Currently less than a year remains for a breakthrough. The last talks in late June reportedly led nowhere. “The Wall Street Journal on June 23 quoted an unnamed U.S. official who said that the topics for the working groups would be nuclear warheads, especially Russia’s unconstrained stockpile of nonstrategic nuclear weapons, and doctrine; verification; and space systems. But a June 24 report in Kommersant cited Russian officials saying Moscow did not necessarily agree to discuss nuclear warheads,” wrote the Arms Control Association.
However, the US and Russia have returned to the negotiating table in Vienna on this week. At least three days of negotiations are expected to run through the end of the week.

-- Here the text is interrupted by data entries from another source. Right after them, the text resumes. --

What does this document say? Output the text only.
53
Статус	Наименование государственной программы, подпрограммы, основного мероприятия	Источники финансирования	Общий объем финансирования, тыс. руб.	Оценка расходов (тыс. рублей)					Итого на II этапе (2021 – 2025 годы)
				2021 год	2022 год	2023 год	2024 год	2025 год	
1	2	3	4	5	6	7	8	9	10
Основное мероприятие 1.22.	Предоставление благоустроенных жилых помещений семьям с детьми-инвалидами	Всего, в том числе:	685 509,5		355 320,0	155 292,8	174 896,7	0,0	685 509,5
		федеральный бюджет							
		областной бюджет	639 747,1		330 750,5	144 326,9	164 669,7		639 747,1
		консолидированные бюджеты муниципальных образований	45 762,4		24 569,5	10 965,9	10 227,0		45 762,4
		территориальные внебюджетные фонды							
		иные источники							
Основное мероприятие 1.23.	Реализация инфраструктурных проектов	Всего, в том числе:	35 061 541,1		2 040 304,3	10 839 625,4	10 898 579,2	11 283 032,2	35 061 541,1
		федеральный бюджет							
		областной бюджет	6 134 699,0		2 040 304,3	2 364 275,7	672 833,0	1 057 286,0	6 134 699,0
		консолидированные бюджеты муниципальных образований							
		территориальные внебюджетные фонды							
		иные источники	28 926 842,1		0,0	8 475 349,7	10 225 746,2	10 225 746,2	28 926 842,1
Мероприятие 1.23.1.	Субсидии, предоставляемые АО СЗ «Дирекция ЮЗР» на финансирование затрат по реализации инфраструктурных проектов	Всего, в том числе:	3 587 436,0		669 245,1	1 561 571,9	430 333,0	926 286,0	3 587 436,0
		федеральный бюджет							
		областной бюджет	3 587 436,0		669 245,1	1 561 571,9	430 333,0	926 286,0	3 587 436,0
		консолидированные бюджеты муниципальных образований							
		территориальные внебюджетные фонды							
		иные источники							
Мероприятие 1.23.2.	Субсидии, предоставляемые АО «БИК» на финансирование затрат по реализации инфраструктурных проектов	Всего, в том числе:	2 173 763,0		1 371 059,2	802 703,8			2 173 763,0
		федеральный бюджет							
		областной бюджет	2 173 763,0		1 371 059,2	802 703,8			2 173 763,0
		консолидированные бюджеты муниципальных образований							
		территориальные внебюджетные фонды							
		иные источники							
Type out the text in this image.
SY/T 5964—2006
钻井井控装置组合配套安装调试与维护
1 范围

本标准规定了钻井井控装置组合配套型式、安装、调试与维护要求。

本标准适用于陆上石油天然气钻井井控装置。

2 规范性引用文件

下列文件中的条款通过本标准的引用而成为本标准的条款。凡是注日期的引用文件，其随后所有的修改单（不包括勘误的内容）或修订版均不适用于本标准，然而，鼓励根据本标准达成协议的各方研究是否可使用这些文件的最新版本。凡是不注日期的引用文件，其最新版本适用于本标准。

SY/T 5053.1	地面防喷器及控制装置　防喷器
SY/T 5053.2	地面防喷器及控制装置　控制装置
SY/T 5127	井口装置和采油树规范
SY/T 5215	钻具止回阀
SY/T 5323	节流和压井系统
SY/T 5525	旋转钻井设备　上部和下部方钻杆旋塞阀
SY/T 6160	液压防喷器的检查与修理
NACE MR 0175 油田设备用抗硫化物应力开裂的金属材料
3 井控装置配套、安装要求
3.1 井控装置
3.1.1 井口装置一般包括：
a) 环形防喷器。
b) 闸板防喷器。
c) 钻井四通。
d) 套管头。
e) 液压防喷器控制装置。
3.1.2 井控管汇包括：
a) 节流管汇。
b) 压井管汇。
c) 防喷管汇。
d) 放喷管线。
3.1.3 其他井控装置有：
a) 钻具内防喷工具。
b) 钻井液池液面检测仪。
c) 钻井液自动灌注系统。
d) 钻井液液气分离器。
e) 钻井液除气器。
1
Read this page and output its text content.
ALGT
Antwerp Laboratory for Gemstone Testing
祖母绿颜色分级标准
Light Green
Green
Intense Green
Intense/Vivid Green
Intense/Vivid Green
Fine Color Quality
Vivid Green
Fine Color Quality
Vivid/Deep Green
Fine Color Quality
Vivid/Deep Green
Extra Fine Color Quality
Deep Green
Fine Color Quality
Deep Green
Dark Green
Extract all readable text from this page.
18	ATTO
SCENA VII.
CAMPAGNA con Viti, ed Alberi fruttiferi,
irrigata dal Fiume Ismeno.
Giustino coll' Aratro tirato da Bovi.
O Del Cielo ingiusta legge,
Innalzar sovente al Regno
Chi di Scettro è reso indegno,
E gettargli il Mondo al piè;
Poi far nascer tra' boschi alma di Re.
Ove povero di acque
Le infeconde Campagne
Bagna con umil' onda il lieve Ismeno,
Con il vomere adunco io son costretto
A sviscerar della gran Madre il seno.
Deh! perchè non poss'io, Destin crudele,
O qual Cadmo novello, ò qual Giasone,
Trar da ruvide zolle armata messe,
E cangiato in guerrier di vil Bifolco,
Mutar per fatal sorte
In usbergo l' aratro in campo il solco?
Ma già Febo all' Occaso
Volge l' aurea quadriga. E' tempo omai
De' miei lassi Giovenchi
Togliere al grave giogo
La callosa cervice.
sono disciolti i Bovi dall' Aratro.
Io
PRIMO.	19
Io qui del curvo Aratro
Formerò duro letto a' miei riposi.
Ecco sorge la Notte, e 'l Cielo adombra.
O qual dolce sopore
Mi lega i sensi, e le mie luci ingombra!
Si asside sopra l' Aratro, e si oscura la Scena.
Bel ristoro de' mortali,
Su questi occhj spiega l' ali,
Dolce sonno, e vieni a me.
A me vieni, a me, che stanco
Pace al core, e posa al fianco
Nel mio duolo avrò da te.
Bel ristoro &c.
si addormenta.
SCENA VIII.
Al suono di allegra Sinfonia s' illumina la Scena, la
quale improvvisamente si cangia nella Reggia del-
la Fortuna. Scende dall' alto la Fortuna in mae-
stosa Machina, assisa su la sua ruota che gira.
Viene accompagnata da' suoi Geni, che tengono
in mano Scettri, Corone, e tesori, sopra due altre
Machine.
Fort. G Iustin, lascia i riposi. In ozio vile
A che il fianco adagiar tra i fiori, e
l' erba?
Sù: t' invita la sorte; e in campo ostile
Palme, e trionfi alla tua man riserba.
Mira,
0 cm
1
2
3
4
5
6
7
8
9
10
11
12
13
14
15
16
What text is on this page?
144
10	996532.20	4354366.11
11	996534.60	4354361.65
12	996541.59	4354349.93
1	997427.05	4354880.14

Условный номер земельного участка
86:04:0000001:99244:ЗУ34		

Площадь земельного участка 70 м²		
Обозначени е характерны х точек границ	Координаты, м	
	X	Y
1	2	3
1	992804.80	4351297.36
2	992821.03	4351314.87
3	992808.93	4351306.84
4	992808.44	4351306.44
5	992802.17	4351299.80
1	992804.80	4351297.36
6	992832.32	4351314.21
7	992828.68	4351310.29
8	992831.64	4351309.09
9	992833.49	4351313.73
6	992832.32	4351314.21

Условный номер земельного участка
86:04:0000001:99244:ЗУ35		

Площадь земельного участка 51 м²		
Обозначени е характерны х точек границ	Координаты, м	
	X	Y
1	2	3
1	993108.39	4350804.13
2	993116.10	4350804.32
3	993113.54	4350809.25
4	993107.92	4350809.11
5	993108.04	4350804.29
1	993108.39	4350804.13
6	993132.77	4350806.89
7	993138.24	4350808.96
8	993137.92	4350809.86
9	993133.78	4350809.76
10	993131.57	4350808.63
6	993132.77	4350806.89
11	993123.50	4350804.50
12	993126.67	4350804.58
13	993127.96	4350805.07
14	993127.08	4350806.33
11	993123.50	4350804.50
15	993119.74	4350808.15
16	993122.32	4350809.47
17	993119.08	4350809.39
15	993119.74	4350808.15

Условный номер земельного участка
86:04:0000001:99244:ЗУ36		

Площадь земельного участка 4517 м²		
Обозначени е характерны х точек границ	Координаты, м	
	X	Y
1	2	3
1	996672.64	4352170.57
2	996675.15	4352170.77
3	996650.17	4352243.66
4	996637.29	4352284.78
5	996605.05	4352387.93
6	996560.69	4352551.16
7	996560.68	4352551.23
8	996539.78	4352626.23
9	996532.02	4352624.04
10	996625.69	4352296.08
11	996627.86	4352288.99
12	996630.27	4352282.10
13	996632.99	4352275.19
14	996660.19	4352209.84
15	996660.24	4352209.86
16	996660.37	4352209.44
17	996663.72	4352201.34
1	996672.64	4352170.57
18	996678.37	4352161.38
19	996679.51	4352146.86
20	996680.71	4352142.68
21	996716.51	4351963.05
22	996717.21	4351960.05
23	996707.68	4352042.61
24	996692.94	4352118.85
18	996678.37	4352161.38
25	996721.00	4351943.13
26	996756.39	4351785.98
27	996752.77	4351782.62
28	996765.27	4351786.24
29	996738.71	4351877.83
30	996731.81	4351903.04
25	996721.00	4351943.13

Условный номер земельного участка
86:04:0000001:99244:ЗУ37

Washington’s position has remained that New START and others remain somewhat obsolete given they fail to account for new leaps in missile technology, but especially because China is not involved. Pompeo’s State Department has been pushing for a new treaty that accounts for China, something increasingly looking to be unrealizable given US-China relations this summer have fallen off a cliff.
While it’s as yet unclear if current Vienna talks have resulted in any progress, there are other “new” issues to be dealt with apart from whether it can include China, namely space security, after both sides have lately charged the other with turning space into “a war-fighting domain”.
Both Russia and China have signaled they would like to see an agreement that would prevent the militarization of space. At least one entire day in Vienna is to be focused on space.
Washington has condemned the Kremlin’s anti-satellite weapons testing over the past years, while the Kremlin issued a statement this week that, “Russia has always been and remains a country that is committed to the aim of fully demilitarising outer space and non-deployment of any kinds of arms in outer space,” according to TASS.